Accompagné d’un luthiste, avec un verbe incisif et sous le ton humoristique, Benaissa a subjugué et dominé de bout en bout la salle, avec un texte très dense ouú il revisite les trois religions monothéistes et s’élève contre les visions qui veulent figer les religions. “C’est une véritable plaidoirie pour le dialogue et la tolérance entre les religions et entre les peuples”, relève un spectateur.
En final, et à la demande insistante d’Algériens installés au Canada, Benaissa a repris le texte de la réponse faite par son grand-père (Djeddi), dans sa célèbre pièce “Babour Eghrak”, une autre oeuvre qui a fait sa notoriété dans les années 1970.
“Encore une fois, le thème récurant de la réappropriation de notre identité dans toute sa diversité et sa richesse se retrouve sous la plume incisive du dramaturge qui exorcise nos maux et notre douleur”, note encore un spectateur algérien.
Au plan musical, la participation algérienne s’est traduite jusque-là avec le duo de “Oud Mehdi” (algérien) et Smadj (tunisien), le 27 octobre, des virtuoses qui en transformant le luth en instrument électronique ont subjugué les spectateurs par cette nouvelle expérimentation musicale.
Quelques jours après, c’était au tour de la chanteuse Khalida, accompagnée au piano, d’interpréter des chansons du répertoire algérien, se permettant le luxe d’interpréter en arabe algérien des chansons du répertoire classique français.
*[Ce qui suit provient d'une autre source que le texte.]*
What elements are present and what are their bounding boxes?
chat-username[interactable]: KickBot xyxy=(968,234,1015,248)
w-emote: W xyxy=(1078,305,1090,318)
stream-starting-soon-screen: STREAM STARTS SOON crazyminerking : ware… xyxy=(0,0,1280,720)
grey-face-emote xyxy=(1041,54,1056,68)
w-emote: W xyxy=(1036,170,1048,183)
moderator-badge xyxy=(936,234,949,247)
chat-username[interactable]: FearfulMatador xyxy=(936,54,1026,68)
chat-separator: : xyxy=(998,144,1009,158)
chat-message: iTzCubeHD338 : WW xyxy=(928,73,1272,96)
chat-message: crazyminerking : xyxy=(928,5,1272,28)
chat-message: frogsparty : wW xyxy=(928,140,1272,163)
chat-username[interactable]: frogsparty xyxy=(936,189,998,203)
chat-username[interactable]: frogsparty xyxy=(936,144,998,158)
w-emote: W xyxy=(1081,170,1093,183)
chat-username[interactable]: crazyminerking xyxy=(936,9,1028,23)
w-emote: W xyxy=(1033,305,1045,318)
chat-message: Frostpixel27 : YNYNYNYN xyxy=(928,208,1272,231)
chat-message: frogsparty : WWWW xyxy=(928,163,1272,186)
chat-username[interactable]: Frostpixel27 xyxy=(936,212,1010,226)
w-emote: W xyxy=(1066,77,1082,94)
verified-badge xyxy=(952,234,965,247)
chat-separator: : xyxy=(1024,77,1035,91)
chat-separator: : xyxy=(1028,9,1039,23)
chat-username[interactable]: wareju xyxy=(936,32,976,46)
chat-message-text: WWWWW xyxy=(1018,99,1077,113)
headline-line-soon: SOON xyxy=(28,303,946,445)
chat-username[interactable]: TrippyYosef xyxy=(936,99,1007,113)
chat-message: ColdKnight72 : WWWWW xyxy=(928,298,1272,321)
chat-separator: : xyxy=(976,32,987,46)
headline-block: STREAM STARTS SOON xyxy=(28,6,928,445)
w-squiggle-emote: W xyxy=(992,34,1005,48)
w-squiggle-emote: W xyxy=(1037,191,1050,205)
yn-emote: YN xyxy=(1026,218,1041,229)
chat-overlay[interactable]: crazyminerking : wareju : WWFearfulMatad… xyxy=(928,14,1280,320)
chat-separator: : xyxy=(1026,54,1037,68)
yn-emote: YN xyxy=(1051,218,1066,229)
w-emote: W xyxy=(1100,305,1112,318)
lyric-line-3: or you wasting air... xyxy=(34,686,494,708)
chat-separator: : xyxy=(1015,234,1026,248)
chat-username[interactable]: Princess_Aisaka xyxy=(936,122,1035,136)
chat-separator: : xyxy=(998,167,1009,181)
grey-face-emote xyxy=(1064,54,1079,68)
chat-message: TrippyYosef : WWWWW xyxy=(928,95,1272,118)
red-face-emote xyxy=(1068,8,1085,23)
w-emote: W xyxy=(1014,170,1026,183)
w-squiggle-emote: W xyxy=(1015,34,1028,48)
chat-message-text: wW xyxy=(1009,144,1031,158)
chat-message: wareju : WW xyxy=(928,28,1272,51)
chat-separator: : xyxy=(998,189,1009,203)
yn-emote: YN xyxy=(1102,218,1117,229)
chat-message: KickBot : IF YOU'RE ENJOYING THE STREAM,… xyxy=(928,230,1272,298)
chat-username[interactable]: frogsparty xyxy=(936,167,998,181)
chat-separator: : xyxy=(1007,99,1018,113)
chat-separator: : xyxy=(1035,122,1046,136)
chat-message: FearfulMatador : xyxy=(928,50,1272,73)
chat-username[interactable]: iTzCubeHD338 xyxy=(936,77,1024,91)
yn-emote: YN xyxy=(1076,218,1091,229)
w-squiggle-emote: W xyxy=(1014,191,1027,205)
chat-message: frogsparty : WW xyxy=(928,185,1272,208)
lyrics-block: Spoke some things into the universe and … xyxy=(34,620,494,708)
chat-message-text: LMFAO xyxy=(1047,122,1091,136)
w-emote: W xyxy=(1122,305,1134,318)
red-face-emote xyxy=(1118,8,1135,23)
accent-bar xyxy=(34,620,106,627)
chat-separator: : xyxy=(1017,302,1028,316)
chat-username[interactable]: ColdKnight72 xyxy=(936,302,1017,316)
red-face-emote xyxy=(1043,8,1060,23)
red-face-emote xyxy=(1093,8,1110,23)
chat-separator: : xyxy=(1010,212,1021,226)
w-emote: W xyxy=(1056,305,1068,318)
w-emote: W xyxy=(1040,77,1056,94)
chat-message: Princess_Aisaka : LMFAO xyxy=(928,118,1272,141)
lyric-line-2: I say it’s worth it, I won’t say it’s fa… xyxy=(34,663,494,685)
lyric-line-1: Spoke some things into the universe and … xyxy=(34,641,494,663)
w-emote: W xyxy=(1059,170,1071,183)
Le groupe El Ferda de Kenadsa, a donné une “soirée époustouflante”, reprenant le répertoire traditionnel de leur région, mêlant chants mystiques, chants profanes et airs des grands maîtres du haouzi, medh, diwane, gnaoui ou hadra. Faisant preuve d’une grande maîtrise de la voix, des instruments (guembri, djembé, derbouka, violon, aoud, bendir, banjo, mehraz, soussanà) et d’un texte touchant aux différents genres présents dans la Saoura et une partie du sud algérien, le groupe El Ferda, constitué en 1991-92 et dirigé par Hocine Zaidi, a ressuscité un passé musical qui a longtemps fait la richesse des cités glorieuses du sud algérien.
La troupe, qui s’est produite récemment en France, Espagne, Libye et prépare une prochaine tournée en Tunisie, a déjà sur le marché un CD et prépare un second pour début 2007, dira a l’APS son leader.
“Les différents publics québécois ont apprécié la participation algérienne à ce festival, organise avec le soutien du Consulat général d’Algérie à Montréal et de la télévision algérienne, car chaque fois les spectacles ont fait salle comble”, dit simplement un des organisateurs du FMA, auquel l’Algérie participe pour la troisième année consécutive.